Given heightened concerns about climate change and human impacts upon water resources, it is critical to provide information about current and future hydrological variation. By elucidating patterns and drivers of hydrological response, it is possible to assess those regions and time-periods most susceptible to climate change/ variability and anthropogenic influences and, thus, inform decision-makers so that water hazards and stress (e.g. floods and droughts) may be mitigated.
Thus, the aim of this session is to identify and understand variation in hydrological behaviour at a range of spatial (large basin to global) and temporal (event to multi-decadal) scales.

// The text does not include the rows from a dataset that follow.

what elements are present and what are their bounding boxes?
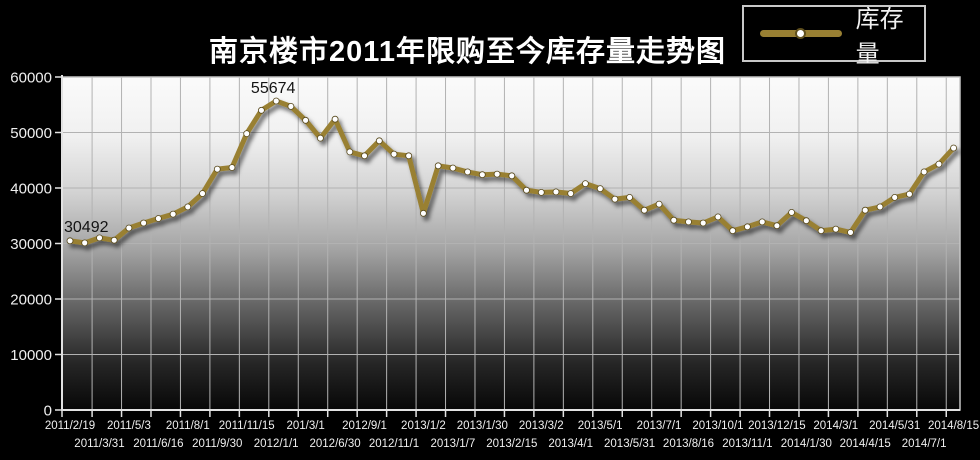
svg-text:2013/11/1: 2013/11/1 xyxy=(722,438,772,450)
svg-text:2013/5/31: 2013/5/31 xyxy=(604,438,655,450)
x-tick-labels: 2011/2/19 2011/3/31 2011/5/3 2011/6/16 2011/… xyxy=(45,420,979,450)
svg-text:2011/2/19: 2011/2/19 xyxy=(45,420,95,432)
legend-line-sample xyxy=(760,28,842,39)
legend-label: 库存量 xyxy=(855,5,904,68)
svg-text:20000: 20000 xyxy=(10,292,52,309)
svg-text:2013/2/15: 2013/2/15 xyxy=(486,438,537,450)
svg-text:55674: 55674 xyxy=(251,80,296,97)
svg-text:2013/10/1: 2013/10/1 xyxy=(692,420,743,432)
svg-text:201/3/1: 201/3/1 xyxy=(286,420,324,432)
series-markers xyxy=(66,97,957,247)
y-tick-labels: 0 10000 20000 30000 40000 50000 60000 xyxy=(10,70,52,420)
svg-text:2013/5/1: 2013/5/1 xyxy=(578,420,623,432)
legend: 库存量 xyxy=(742,5,926,68)
svg-text:2012/9/1: 2012/9/1 xyxy=(342,420,387,432)
svg-text:40000: 40000 xyxy=(10,181,52,198)
svg-text:2014/1/30: 2014/1/30 xyxy=(781,438,832,450)
svg-text:2013/1/30: 2013/1/30 xyxy=(457,420,508,432)
svg-text:2011/3/31: 2011/3/31 xyxy=(74,438,124,450)
axis-ticks xyxy=(55,76,947,417)
series-inventory xyxy=(66,97,957,247)
svg-text:2012/6/30: 2012/6/30 xyxy=(309,438,360,450)
svg-text:2013/4/1: 2013/4/1 xyxy=(548,438,593,450)
svg-text:2013/3/2: 2013/3/2 xyxy=(519,420,564,432)
svg-text:2014/8/15: 2014/8/15 xyxy=(928,420,979,432)
svg-text:30492: 30492 xyxy=(64,219,109,236)
svg-text:2013/7/1: 2013/7/1 xyxy=(637,420,682,432)
svg-text:2013/1/7: 2013/1/7 xyxy=(431,438,476,450)
svg-text:2014/3/1: 2014/3/1 xyxy=(813,420,858,432)
chart-title: 南京楼市2011年限购至今库存量走势图 xyxy=(209,36,726,68)
svg-text:2014/7/1: 2014/7/1 xyxy=(902,438,947,450)
svg-text:2011/9/30: 2011/9/30 xyxy=(192,438,242,450)
svg-text:2012/1/1: 2012/1/1 xyxy=(254,438,299,450)
svg-text:2013/12/15: 2013/12/15 xyxy=(748,420,806,432)
svg-text:2013/8/16: 2013/8/16 xyxy=(663,438,714,450)
svg-text:2013/1/2: 2013/1/2 xyxy=(401,420,446,432)
svg-text:30000: 30000 xyxy=(10,236,52,253)
svg-text:2012/11/1: 2012/11/1 xyxy=(369,438,419,450)
svg-text:2011/5/3: 2011/5/3 xyxy=(107,420,151,432)
svg-text:50000: 50000 xyxy=(10,125,52,142)
svg-text:2014/5/31: 2014/5/31 xyxy=(869,420,920,432)
svg-text:10000: 10000 xyxy=(10,347,52,364)
legend-marker-dot xyxy=(795,28,807,39)
svg-text:2011/11/15: 2011/11/15 xyxy=(219,420,275,432)
svg-text:2011/6/16: 2011/6/16 xyxy=(133,438,183,450)
svg-text:2014/4/15: 2014/4/15 xyxy=(840,438,891,450)
gridlines xyxy=(62,77,960,410)
svg-text:2011/8/1: 2011/8/1 xyxy=(166,420,210,432)
svg-text:0: 0 xyxy=(44,403,52,420)
svg-text:60000: 60000 xyxy=(10,70,52,87)
point-annotations: 30492 55674 xyxy=(64,80,296,236)
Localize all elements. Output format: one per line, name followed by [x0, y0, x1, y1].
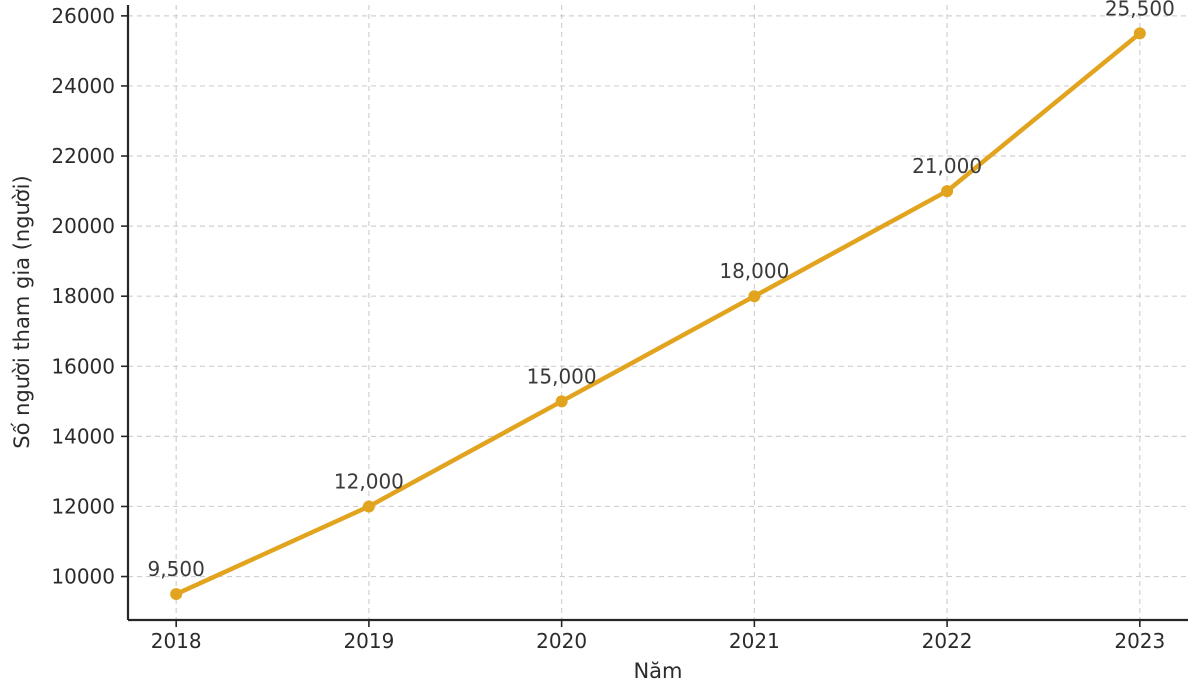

This session invites papers on the following topics; and it seeks to promote scientific exchange between disciplines (climate/meteorology-hydrology) and identify current knowledge gaps:
(1) methods for detection of hydrological variability and change
(2) multi-scale hydrological systems/ scale issues
(3) large scale climate-hydrology interactions, including
teleconnections
(4) prediction and forecasting of hydrological variations
The session adopts a holistic perspective. We invite papers that span the spectrum of hydrological descriptors (average, minimum (drought), maximum (floods), annual regimes, duration curves, moments etc.). Furthermore, we seek participants that work on the atmosphere-surface water (including snow and ice)-groundwater process cascade and, thus, bridge traditional (sub-)discipline boundaries.